First, about the specs of the camera and useable lenses. While I don't own a Cham. 045 a minimum bellows draw of 45mm impies that a 47mm lens should be fine on a flat lens board. You never need a shorter bellows draw than the "flange to focal plane distance" (read "focal length") for your lens.
The max bellows draw is another story. The longest (normally constructed) lens you can use depends on how close you want to get with that lens. You can focus a 360mm lens at infinity and close to infinity but nothing closer. A 300mm maybe at head & shoulders distance or so. A 210 could be used for almost 1:1. (1:1 requires a bellows draw which is 2X the focal length.)

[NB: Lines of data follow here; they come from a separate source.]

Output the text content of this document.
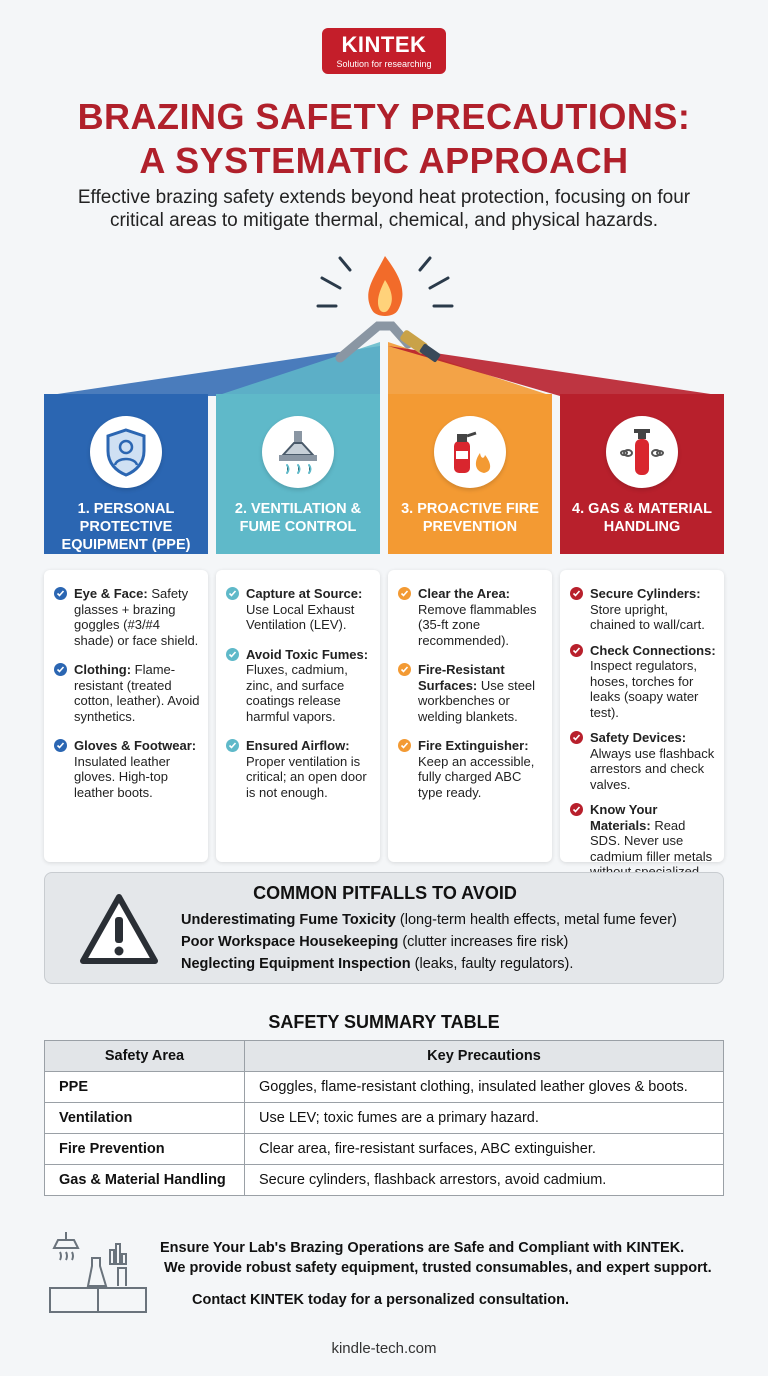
KINTEK
Solution for researching
BRAZING SAFETY PRECAUTIONS:
A SYSTEMATIC APPROACH
Effective brazing safety extends beyond heat protection, focusing on four critical areas to mitigate thermal, chemical, and physical hazards.
1. PERSONAL PROTECTIVE EQUIPMENT (PPE)
2. VENTILATION & FUME CONTROL
3. PROACTIVE FIRE PREVENTION
4. GAS & MATERIAL HANDLING
Eye & Face: Safety glasses + brazing goggles (#3/#4 shade) or face shield.
Clothing: Flame-resistant (treated cotton, leather). Avoid synthetics.
Gloves & Footwear: Insulated leather gloves. High-top leather boots.
Capture at Source: Use Local Exhaust Ventilation (LEV).
Avoid Toxic Fumes: Fluxes, cadmium, zinc, and surface coatings release harmful vapors.
Ensured Airflow: Proper ventilation is critical; an open door is not enough.
Clear the Area: Remove flammables (35-ft zone recommended).
Fire-Resistant Surfaces: Use steel workbenches or welding blankets.
Fire Extinguisher: Keep an accessible, fully charged ABC type ready.
Secure Cylinders: Store upright, chained to wall/cart.
Check Connections: Inspect regulators, hoses, torches for leaks (soapy water test).
Safety Devices: Always use flashback arrestors and check valves.
Know Your Materials: Read SDS. Never use cadmium filler metals
COMMON PITFALLS TO AVOID
Underestimating Fume Toxicity (long-term health effects, metal fume fever)
Poor Workspace Housekeeping (clutter increases fire risk)
Neglecting Equipment Inspection (leaks, faulty regulators).
SAFETY SUMMARY TABLE
Safety Area	Key Precautions
PPE	Goggles, flame-resistant clothing, insulated leather gloves & boots.
Ventilation	Use LEV; toxic fumes are a primary hazard.
Fire Prevention	Clear area, fire-resistant surfaces, ABC extinguisher.
Gas & Material Handling	Secure cylinders, flashback arrestors, avoid cadmium.
Ensure Your Lab's Brazing Operations are Safe and Compliant with KINTEK.
We provide robust safety equipment, trusted consumables, and expert support.
Contact KINTEK today for a personalized consultation.
kindle-tech.com
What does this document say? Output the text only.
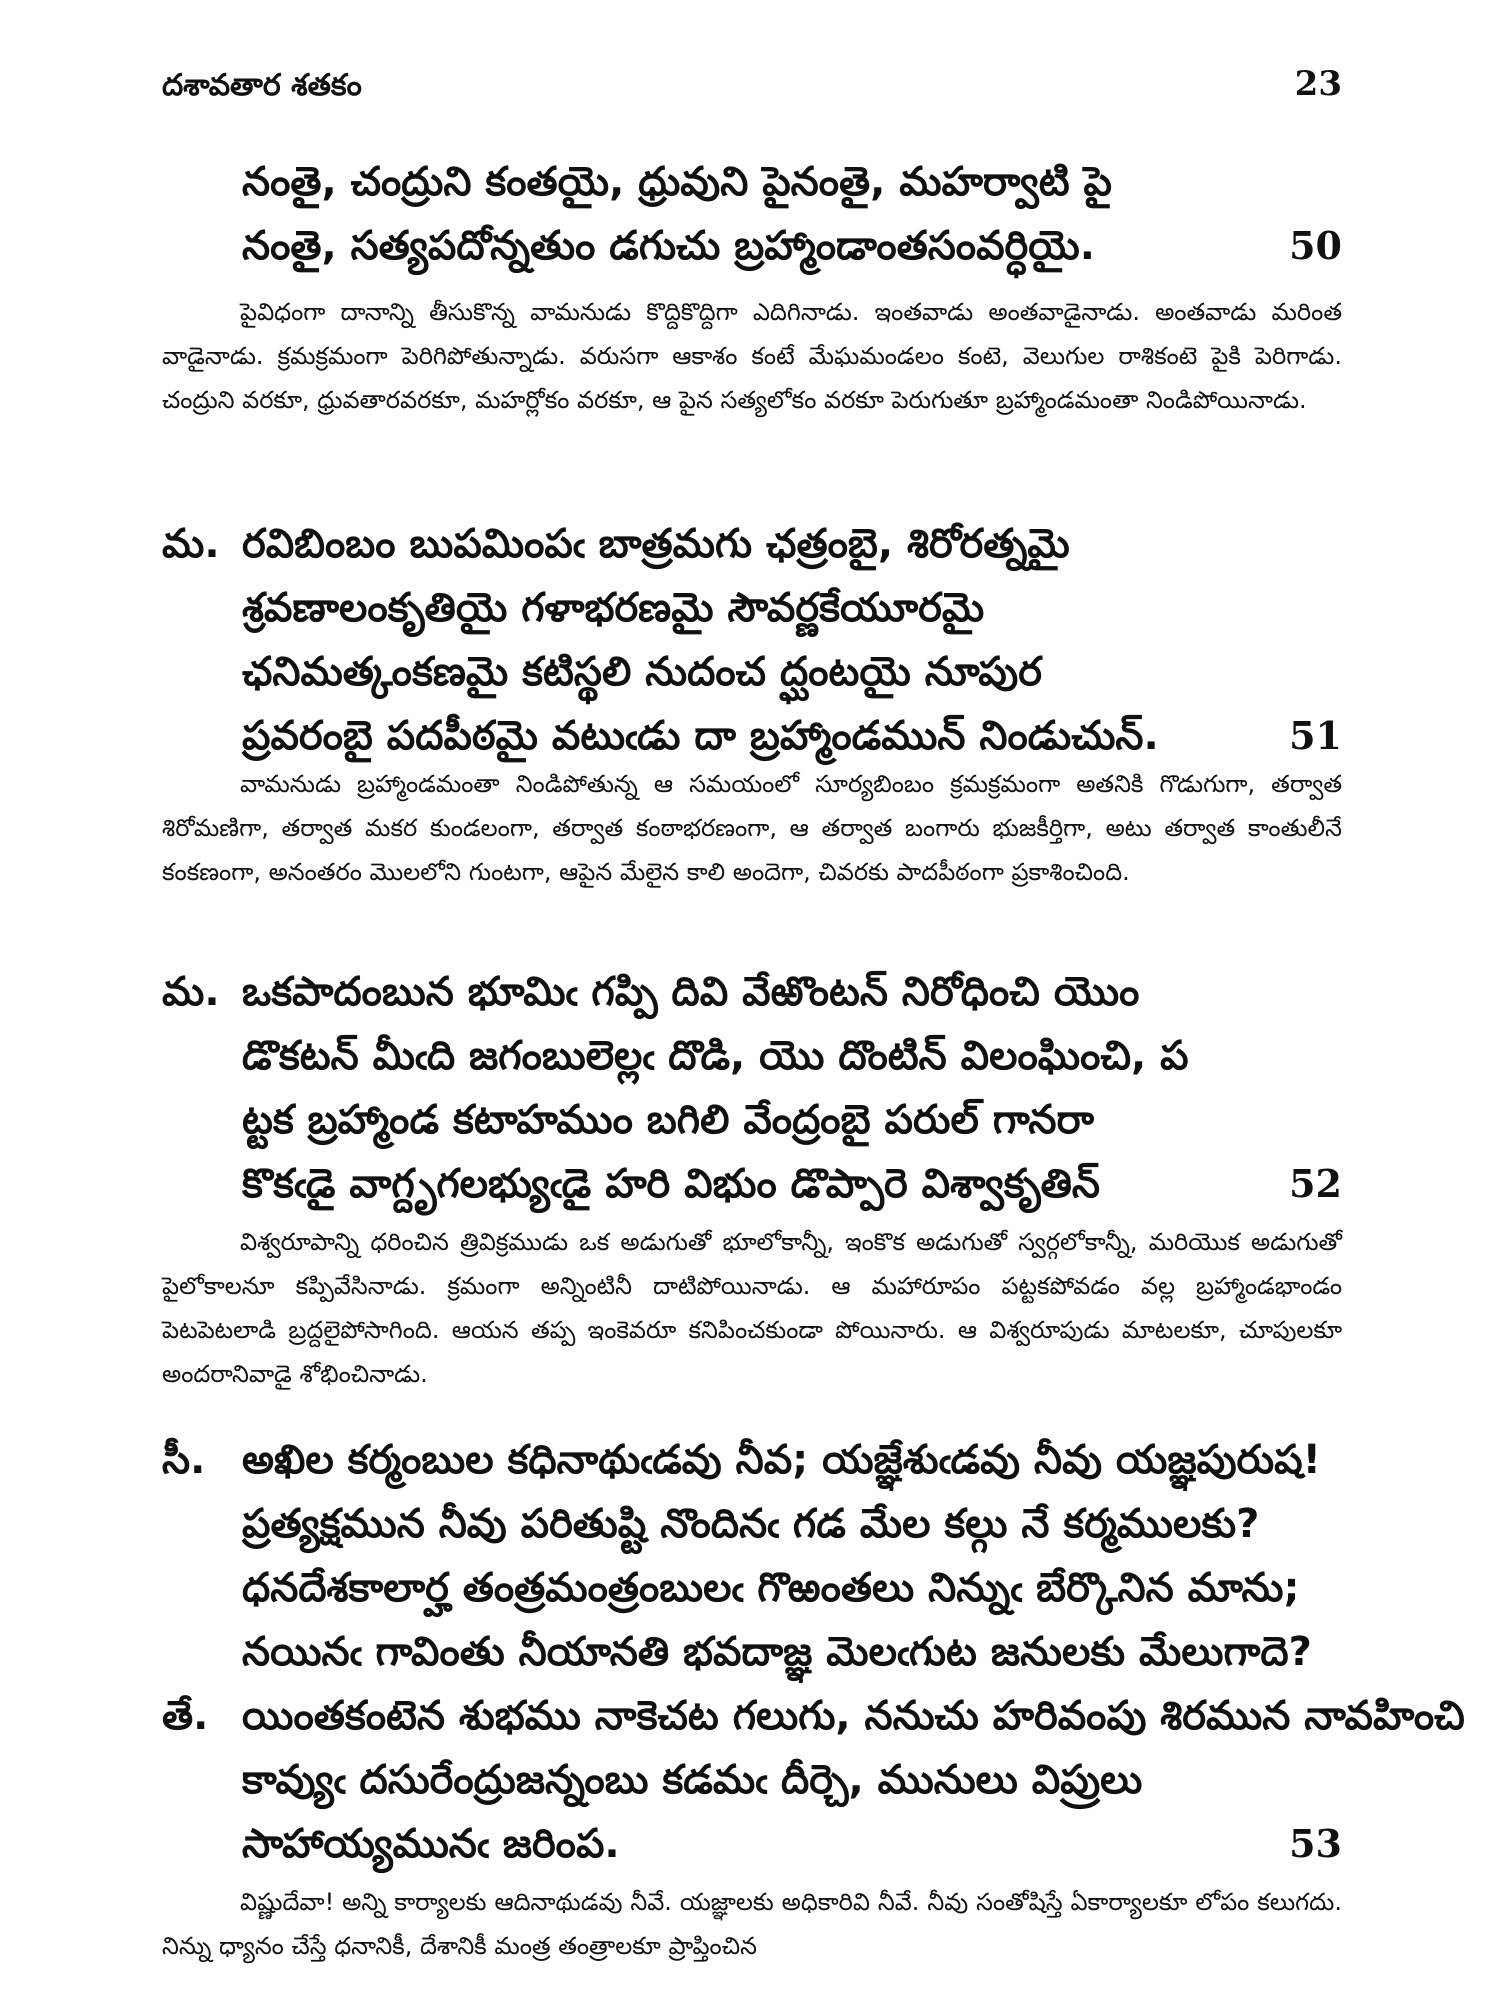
దశావతార శతకం	23
నంతై, చంద్రుని కంతయై, ధ్రువుని పైనంతై, మహర్వాటి పై
నంతై, సత్యపదోన్నతుం డగుచు బ్రహ్మాండాంతసంవర్ధియై.	50
పైవిధంగా దానాన్ని తీసుకొన్న వామనుడు కొద్దికొద్దిగా ఎదిగినాడు. ఇంతవాడు అంతవాడైనాడు. అంతవాడు మరింత వాడైనాడు. క్రమక్రమంగా పెరిగిపోతున్నాడు. వరుసగా ఆకాశం కంటే మేఘమండలం కంటె, వెలుగుల రాశికంటె పైకి పెరిగాడు. చంద్రుని వరకూ, ధ్రువతారవరకూ, మహర్లోకం వరకూ, ఆ పైన సత్యలోకం వరకూ పెరుగుతూ బ్రహ్మాండమంతా నిండిపోయినాడు.
మ. రవిబింబం బుపమింపఁ బాత్రమగు ఛత్రంబై, శిరోరత్నమై
శ్రవణాలంకృతియై గళాభరణమై సౌవర్ణకేయూరమై
ఛనిమత్కంకణమై కటిస్థలి నుదంచ ద్ఘంటయై నూపుర
ప్రవరంబై పదపీఠమై వటుఁడు దా బ్రహ్మాండమున్ నిండుచున్.	51
వామనుడు బ్రహ్మాండమంతా నిండిపోతున్న ఆ సమయంలో సూర్యబింబం క్రమక్రమంగా అతనికి గొడుగుగా, తర్వాత శిరోమణిగా, తర్వాత మకర కుండలంగా, తర్వాత కంఠాభరణంగా, ఆ తర్వాత బంగారు భుజకీర్తిగా, అటు తర్వాత కాంతులీనే కంకణంగా, అనంతరం మొలలోని గుంటగా, ఆపైన మేలైన కాలి అందెగా, చివరకు పాదపీఠంగా ప్రకాశించింది.
మ. ఒకపాదంబున భూమిఁ గప్పి దివి వేఱొంటన్ నిరోధించి యొం
డొకటన్ మీఁది జగంబులెల్లఁ దొడి, యొ దొంటిన్ విలంఘించి, ప
ట్టక బ్రహ్మాండ కటాహముం బగిలి వేంద్రంబై పరుల్ గానరా
కొకఁడై వాగ్దృగలభ్యుఁడై హరి విభుం డొప్పారె విశ్వాకృతిన్	52
విశ్వరూపాన్ని ధరించిన త్రివిక్రముడు ఒక అడుగుతో భూలోకాన్నీ, ఇంకొక అడుగుతో స్వర్గలోకాన్నీ, మరియొక అడుగుతో పైలోకాలనూ కప్పివేసినాడు. క్రమంగా అన్నింటినీ దాటిపోయినాడు. ఆ మహారూపం పట్టకపోవడం వల్ల బ్రహ్మాండభాండం పెటపెటలాడి బ్రద్దలైపోసాగింది. ఆయన తప్ప ఇంకెవరూ కనిపించకుండా పోయినారు. ఆ విశ్వరూపుడు మాటలకూ, చూపులకూ అందరానివాడై శోభించినాడు.
సీ. అఖిల కర్మంబుల కధినాథుఁడవు నీవ; యజ్ఞేశుఁడవు నీవు యజ్ఞపురుష!
ప్రత్యక్షమున నీవు పరితుష్టి నొందినఁ గడ మేల కల్గు నే కర్మములకు?
ధనదేశకాలార్హ తంత్రమంత్రంబులఁ గొఱంతలు నిన్నుఁ బేర్కొనిన మాను;
నయినఁ గావింతు నీయానతి భవదాజ్ఞ మెలఁగుట జనులకు మేలుగాదె?
తే. యింతకంటెన శుభము నాకెచట గలుగు, ననుచు హరివంపు శిరమున నావహించి
కావ్యుఁ దసురేంద్రుజన్నంబు కడమఁ దీర్చె, మునులు విప్రులు
సాహాయ్యమునఁ జరింప.	53
విష్ణుదేవా! అన్ని కార్యాలకు ఆదినాథుడవు నీవే. యజ్ఞాలకు అధికారివి నీవే. నీవు సంతోషిస్తే ఏకార్యాలకూ లోపం కలుగదు. నిన్ను ధ్యానం చేస్తే ధనానికీ, దేశానికీ మంత్ర తంత్రాలకూ ప్రాప్తించిన
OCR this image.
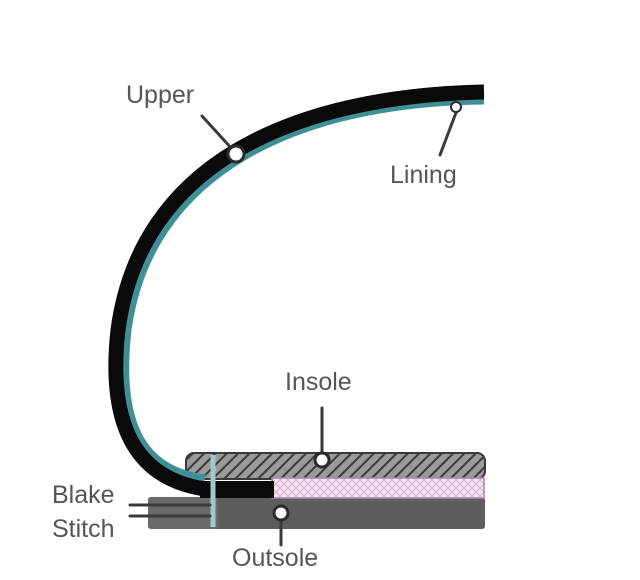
Upper
Lining
Insole
Outsole
Blake
Stitch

Many recommends a "normal" 150mm lens as a starter lens when learning LF photography. I do agree with that advice. The concept of tilts and swings is soo much easier to learn and understand with a 150-210 mm lens than e.g. a 90mm lens. You get bigger movements and the front/back are more spaced apart. This makes it easier to see what you are doing. I.e it's easier to see a 15 deg tilt which may be what is needed with e.g. a 180mm lens than a 3-4 deg tilt with a 90mm.
As long as the lens is in decent shape and the shutter works OK, it doesn't matter if the lens is quite old and worn. It's very hard to tell the difference between a 40 years old single coated (or even non-coated) lens from an expensive new lens when it comes to the final print. There are plenty of good used lenses in the 150-210mm range which can be found at very nice prices.
LF photography is quite different from 35mm or MF shooting. The shifts, tilts and swings does change the way focal lenghts are choosen, so while I love a 35mm on a Leica (and even the 38mm on my 'blad SWC), I seem to prefer a 210 on a LF camera, out of the number of different lenses I have.